All das soll in eine UN-Resolution münden. Erschwert werden alle Bemühungen durch die Vielzahl an Rebellengruppen, die zum Teil untereinander verfeindet sind, die Partikular-Interessen der syrischen Kurden (Drängen auf Eigenstaatlichkeit) sowie der Internationalisierung des Konflikts. Denn neben Russland, dem Iran und der Türkei sind ja auch noch die USA (mit 2000 Spezialkräften), die libanesische Hisbollah-Miliz und Reste der Terrormiliz „Islamischer Staat“ (IS) militärisch aktiv. Zudem lanciert Israel immer wieder Luftschläge gegen mutmaßliche Stellungen Assads und dessen (iranische ) Verbündete.

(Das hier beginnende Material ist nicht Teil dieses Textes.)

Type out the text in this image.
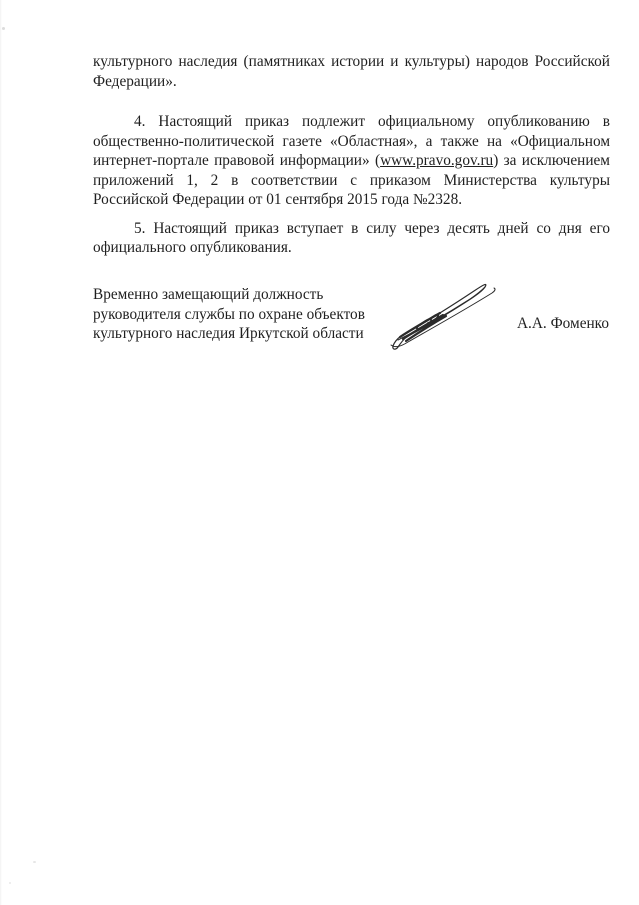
культурного наследия (памятниках истории и культуры) народов Российской Федерации».

4. Настоящий приказ подлежит официальному опубликованию в общественно-политической газете «Областная», а также на «Официальном интернет-портале правовой информации» (www.pravo.gov.ru) за исключением приложений 1, 2 в соответствии с приказом Министерства культуры Российской Федерации от 01 сентября 2015 года №2328.

5. Настоящий приказ вступает в силу через десять дней со дня его официального опубликования.

Временно замещающий должность
руководителя службы по охране объектов
культурного наследия Иркутской области
А.А. Фоменко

Für Kneissl ist "Stunde der Diplomatie gekommen"
Karin Kneissl ist aber der festen Überzeugung, dass jetzt die Stunde der Diplomatie gekommen sei. Viel setzt sie auf ihren dieswöchigen Besuch in Moskau (ab Donnerstag). Bei der Visite – längst vor der jüngsten Eskalation vereinbart – wird sie unter anderem mit ihrem russischen Kollegen Sergej Lawrow zusammentreffen. Dabei wird der Krieg in
Syrien im Zentrum stehen.
Den Giftgas-Anschlag auf den ehemaligen russischen Doppelagenten Sergej Skripal,66, und dessen Tochter Yulia, 33, in Großbritannien will die österreichische Außenministerin nicht verknüpft wissen mit dem Einsatz von Chlorgas und/oder einem weiteren Nervengift in Syrien.
Das seien unterschiedliche Dossiers. In der Skripal-Causa hatten 18 EU-Staaten russische Diplomaten ausgewiesen, weil sie der Argumentation Londons folgten und Moskau hinter der Tat sehen. Wien hatte sich an der Strafmaßnahme nicht beteiligt, was zum Teil heftige Kritik ausgelöst hatte. Die Begründung der heimischen Bundesregierung: Man wolle alle Kanäle offenhalten.